In the HBP, we have the benefit of being able to study people in vivo and see their behaviour, while we are doing population imaging. But we do not know enough about the smaller scales of brain organisation, the cellular or the molecular level. You can only see the brain as a whole in the imaging situation. The HBP’s effort to integrate cross-scales into the models is a great endeavour that allows us to refine the models. Hopefully, the results will resemble features of the living human brain more closely.
Which factor has a greater impact on the ageing process of the brain – genetics or lifestyle?
We have known for quite a while that lifestyle factors such as smoking and cardiovascular risk, non-beneficial diet, metabolic syndrome, diabetes and others have a strong impact on the brain and could cause an accelerated ageing process.
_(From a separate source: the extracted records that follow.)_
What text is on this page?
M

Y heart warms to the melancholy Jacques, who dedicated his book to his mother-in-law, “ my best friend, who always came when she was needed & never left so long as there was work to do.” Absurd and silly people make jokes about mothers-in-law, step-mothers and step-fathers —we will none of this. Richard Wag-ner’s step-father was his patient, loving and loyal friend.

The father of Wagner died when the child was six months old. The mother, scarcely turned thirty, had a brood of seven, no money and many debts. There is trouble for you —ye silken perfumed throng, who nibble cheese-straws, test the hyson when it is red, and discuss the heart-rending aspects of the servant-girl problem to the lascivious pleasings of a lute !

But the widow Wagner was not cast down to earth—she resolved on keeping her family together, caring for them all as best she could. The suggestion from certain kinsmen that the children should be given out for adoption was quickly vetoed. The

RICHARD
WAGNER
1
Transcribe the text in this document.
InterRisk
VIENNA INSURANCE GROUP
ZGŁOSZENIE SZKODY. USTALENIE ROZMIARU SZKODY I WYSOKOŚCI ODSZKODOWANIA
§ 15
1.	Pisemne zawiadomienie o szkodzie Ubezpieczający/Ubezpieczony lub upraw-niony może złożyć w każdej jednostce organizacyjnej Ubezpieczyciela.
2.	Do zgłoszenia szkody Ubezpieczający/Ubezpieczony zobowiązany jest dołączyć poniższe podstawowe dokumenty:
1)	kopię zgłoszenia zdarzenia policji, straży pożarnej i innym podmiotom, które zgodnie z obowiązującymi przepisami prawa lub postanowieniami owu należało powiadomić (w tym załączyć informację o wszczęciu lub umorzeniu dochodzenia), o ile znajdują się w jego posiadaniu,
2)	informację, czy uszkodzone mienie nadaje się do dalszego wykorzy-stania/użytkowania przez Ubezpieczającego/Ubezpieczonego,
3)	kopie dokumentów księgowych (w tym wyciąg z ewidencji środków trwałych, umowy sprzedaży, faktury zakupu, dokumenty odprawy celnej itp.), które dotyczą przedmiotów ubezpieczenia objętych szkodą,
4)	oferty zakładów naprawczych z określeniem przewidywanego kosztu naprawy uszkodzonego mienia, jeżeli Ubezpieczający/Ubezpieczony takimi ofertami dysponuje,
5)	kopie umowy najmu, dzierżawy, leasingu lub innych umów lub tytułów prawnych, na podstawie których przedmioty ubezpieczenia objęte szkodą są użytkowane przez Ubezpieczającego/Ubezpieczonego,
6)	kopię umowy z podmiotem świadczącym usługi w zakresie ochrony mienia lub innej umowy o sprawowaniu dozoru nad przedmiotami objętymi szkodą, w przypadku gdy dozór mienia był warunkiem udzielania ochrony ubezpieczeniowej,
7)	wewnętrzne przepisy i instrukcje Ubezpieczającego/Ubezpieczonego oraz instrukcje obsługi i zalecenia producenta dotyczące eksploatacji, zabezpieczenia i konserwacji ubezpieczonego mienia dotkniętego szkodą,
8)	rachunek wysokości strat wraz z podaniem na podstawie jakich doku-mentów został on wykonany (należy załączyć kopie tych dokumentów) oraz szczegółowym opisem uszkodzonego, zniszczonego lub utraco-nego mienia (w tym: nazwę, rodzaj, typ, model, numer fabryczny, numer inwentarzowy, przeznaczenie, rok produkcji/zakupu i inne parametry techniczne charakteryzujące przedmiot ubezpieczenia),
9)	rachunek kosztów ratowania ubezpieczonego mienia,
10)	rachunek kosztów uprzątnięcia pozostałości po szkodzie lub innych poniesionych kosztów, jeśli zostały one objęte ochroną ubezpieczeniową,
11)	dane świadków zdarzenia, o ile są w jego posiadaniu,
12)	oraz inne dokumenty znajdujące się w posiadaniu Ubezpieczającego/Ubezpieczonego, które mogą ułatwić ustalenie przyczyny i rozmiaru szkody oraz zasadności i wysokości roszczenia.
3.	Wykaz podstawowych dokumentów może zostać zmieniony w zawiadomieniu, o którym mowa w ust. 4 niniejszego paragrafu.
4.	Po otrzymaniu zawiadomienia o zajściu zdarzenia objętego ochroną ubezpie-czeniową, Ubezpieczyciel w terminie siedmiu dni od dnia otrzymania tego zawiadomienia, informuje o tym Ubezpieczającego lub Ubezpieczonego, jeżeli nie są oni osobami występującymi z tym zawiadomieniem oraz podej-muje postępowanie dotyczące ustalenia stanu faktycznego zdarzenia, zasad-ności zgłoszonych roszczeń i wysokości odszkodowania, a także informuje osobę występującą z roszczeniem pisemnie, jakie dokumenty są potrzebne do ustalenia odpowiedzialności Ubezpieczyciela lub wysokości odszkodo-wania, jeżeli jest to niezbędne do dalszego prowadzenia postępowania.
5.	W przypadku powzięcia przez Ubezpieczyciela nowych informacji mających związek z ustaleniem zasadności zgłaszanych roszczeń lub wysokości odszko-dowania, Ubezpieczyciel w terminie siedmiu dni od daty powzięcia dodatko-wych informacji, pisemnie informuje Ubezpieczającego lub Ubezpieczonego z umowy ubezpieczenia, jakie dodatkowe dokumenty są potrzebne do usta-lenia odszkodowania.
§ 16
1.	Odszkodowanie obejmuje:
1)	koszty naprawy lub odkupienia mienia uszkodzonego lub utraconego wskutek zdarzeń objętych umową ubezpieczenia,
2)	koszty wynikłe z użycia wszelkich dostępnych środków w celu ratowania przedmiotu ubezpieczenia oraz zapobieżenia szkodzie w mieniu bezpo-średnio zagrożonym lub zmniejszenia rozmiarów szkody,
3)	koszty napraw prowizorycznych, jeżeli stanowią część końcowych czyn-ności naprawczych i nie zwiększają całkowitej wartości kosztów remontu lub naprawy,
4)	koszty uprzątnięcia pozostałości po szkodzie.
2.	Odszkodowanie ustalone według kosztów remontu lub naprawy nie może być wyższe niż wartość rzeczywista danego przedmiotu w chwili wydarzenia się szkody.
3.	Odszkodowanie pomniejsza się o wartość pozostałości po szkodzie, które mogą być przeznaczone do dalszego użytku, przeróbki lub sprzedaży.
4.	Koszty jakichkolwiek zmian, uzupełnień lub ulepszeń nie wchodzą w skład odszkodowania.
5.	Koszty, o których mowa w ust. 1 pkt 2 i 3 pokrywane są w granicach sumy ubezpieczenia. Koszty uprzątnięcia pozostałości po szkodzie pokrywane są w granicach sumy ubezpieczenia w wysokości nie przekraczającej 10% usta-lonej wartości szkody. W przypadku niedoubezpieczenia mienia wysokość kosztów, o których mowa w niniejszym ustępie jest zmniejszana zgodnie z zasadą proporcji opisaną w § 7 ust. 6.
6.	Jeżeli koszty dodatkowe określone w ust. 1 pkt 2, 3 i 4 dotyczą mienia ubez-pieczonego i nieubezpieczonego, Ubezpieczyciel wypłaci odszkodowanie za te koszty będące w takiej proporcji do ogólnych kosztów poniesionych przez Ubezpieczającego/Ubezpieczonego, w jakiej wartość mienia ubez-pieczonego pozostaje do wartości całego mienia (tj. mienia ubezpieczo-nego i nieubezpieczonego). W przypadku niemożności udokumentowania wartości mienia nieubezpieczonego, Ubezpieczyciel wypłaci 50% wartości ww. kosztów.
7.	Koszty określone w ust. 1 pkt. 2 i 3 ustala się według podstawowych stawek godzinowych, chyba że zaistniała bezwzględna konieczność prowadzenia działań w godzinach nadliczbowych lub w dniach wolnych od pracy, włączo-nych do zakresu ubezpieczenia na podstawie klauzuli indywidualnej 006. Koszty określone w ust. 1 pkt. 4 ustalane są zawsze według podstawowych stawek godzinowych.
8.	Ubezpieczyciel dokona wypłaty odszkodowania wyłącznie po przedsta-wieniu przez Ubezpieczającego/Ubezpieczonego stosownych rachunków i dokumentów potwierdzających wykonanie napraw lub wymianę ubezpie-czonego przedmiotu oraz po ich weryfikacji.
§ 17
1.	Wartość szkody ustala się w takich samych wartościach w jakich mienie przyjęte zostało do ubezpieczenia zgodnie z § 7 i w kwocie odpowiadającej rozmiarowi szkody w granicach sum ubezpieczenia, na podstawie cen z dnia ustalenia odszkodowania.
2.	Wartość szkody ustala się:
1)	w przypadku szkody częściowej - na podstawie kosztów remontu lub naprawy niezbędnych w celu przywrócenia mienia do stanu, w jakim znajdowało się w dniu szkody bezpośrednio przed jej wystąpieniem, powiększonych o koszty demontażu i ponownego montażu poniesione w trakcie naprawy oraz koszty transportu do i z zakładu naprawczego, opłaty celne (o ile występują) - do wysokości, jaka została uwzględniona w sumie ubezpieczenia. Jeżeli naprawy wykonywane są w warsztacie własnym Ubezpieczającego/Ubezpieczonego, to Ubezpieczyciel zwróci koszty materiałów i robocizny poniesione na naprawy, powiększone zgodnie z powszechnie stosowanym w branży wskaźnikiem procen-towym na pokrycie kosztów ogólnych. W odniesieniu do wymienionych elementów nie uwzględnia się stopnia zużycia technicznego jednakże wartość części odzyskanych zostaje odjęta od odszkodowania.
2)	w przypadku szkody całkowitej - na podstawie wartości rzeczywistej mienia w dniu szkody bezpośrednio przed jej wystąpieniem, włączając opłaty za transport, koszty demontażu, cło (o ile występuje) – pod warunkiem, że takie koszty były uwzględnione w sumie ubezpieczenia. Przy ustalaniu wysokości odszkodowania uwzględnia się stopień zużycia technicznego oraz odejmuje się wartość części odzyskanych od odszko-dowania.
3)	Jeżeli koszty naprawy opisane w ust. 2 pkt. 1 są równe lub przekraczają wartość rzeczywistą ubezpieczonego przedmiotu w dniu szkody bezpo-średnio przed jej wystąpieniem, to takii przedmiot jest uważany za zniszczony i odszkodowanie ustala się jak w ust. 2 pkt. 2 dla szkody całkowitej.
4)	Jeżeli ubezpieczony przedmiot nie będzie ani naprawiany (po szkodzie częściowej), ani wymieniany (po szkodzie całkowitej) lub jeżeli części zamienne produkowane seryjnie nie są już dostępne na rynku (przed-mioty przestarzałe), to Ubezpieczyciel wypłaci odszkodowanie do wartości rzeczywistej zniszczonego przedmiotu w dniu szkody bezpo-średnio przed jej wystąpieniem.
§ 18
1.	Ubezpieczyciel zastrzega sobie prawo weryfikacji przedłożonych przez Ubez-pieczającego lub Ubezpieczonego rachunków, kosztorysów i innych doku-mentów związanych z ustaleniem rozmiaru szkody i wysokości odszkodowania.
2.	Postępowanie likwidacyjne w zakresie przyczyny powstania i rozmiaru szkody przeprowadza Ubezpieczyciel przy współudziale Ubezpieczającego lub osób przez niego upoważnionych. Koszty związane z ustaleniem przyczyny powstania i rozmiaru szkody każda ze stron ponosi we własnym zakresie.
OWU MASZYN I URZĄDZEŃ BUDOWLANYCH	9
At the same time, some genetic factors may be more relevant than others, for example, those influencing Alzheimer’s or Parkinson’s disease.
I’m hesitant to say that there is one major factor that might be the most relevant. All the individual factors contribute only slightly to what happens to our brain, but the combination of several of these factors and their mutual interactions is more relevant.
“The HBP effort to integrate cross-scales into brain models is a great endeavour that leads to better results”
Within the HBP, you are working on a showcase project on brain models. What is the goal of this work?
The showcases are conceptualized as examples for the usability of the capabilities of EBRAINS and the modelling behind it. Our showcase is an example to demonstrate how model building can help us understand the brain and its variability. We used age as the first factor to be implemented, because this is abundantly available. And age is a factor for which at least some theories exist on how it might affect the brain in a systematic way. There are general rearrangements in the brain that we thought could be best exemplified in a model-based approach, where we can formulate a hypothesis of what we would expect to see if the model works. Now that we have this working model, we would like to widen our view and integrate other factors as well.
How does this work help to address the issues of healthy ageing in the population?
This contributes to a better understanding of healthy ageing because eventually we can use such a brain network model to predict what happens in an individual subject's brain. If we have trained the model on several ideas and cohort data, then we could predict with a new individual brain how that particular subject would be affected by a given outside factor. Eventually, it could be helpful to better individualise and personalise treatment options.
That is the general idea of our effort in Showcase 1. We would like to tease the possibilities that we have now from the experimentalists and the modellers to get something that could help the clinicians. In the end, such models could benefit clinicians who one day could generate a virtual twin from the patients to see whether their subject brains would benefit from given inputs.
There’s still a long way to go, but this is the direction through which it goes.
The interview was conducted by Helen Mendes.